The story goes that, in 1993, the Smithereens were in between the end of their contract with Capitol Records and the beginning of their deal with RCA. There had been a management change at Capitol Records and a number of artists, including the Smithereens, were let go. But since the release of their 1991 album “Blow Up,” the band had written a batch of songs they wanted to record.

In early 1993, the group went into a New York recording studio and recorded two albums’ worth of songs. “The first time we went in with the intention of producing a full album by ourselves,” Diken says.

“We paid for everything. RCA took 12 of the songs but the other 12 just languished in our archives,” he says. “A couple of years ago, we came across the stash of material and thought, ‘these still really hang together.’”

As with much of the Smithereens catalog, the songs draw from ’60s influences like the Beatles and the Kinks, with strong, catchy melodies, lyrics that actually say something, and lots of layered guitar, bass, and drums.
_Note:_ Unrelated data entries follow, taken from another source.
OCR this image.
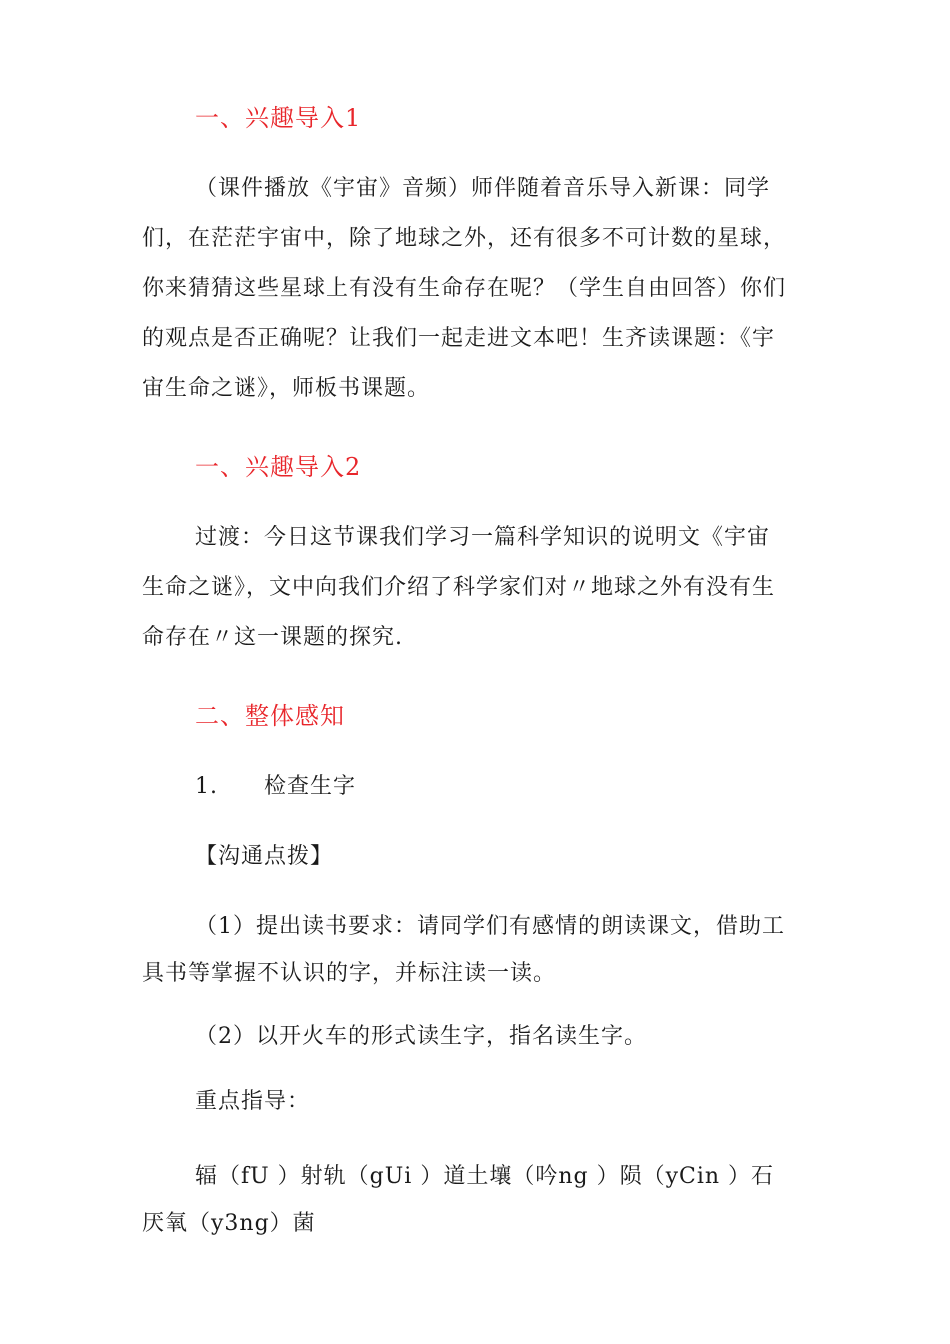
一、兴趣导入1
（课件播放《宇宙》音频）师伴随着音乐导入新课：同学
们，在茫茫宇宙中，除了地球之外，还有很多不可计数的星球，
你来猜猜这些星球上有没有生命存在呢？（学生自由回答）你们
的观点是否正确呢？让我们一起走进文本吧！生齐读课题：《宇
宙生命之谜》，师板书课题。
一、兴趣导入2
过渡：今日这节课我们学习一篇科学知识的说明文《宇宙
生命之谜》，文中向我们介绍了科学家们对〃地球之外有没有生
命存在〃这一课题的探究.
二、整体感知
1.　　检查生字
【沟通点拨】
（1）提出读书要求：请同学们有感情的朗读课文，借助工
具书等掌握不认识的字，并标注读一读。
（2）以开火车的形式读生字，指名读生字。
重点指导：
辐（fU ）射轨（gUi ）道土壤（吟ng ）陨（yCin ）石
厌氧（y3ng）菌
The Smithereens enjoyed a touch of the “big, big time” in the late ’80s when the song “A Girl Like You” seemed to be everywhere. It was originally written to be the title track for the 1989 Cameron Crowe film, “Say Anything.”

Diken doesn’t really miss that kind of spotlight. He is just happy to be drinking in the jovial energy of the audience and playing with his old friends.

“When I give advice for young people going into music, I say make sure you practice your craft, make good contacts, etc., but also make sure you like the people you’re playing with because you’ll be traveling, eating, and sleeping together in addition to being on the stage,” Diken says.

“One of the greatest things about doing this, is that we’re still friends, we like each other,” he says. “That’s one of the greatest things about being in the Smithereens, we can really continue together as a family.”

The Smithereens, Artie’s Bar and Grill, 1121 N.J. Route 12, Frenchtown. Saturday, August 5. Doors open 6:30 p.m. Tickets cost $30. Available through www.ticketweb.com. 908-996-1203 or www.artiesbarandgrill.com.

The Smithereens on the web: www.officialsmithereens.com.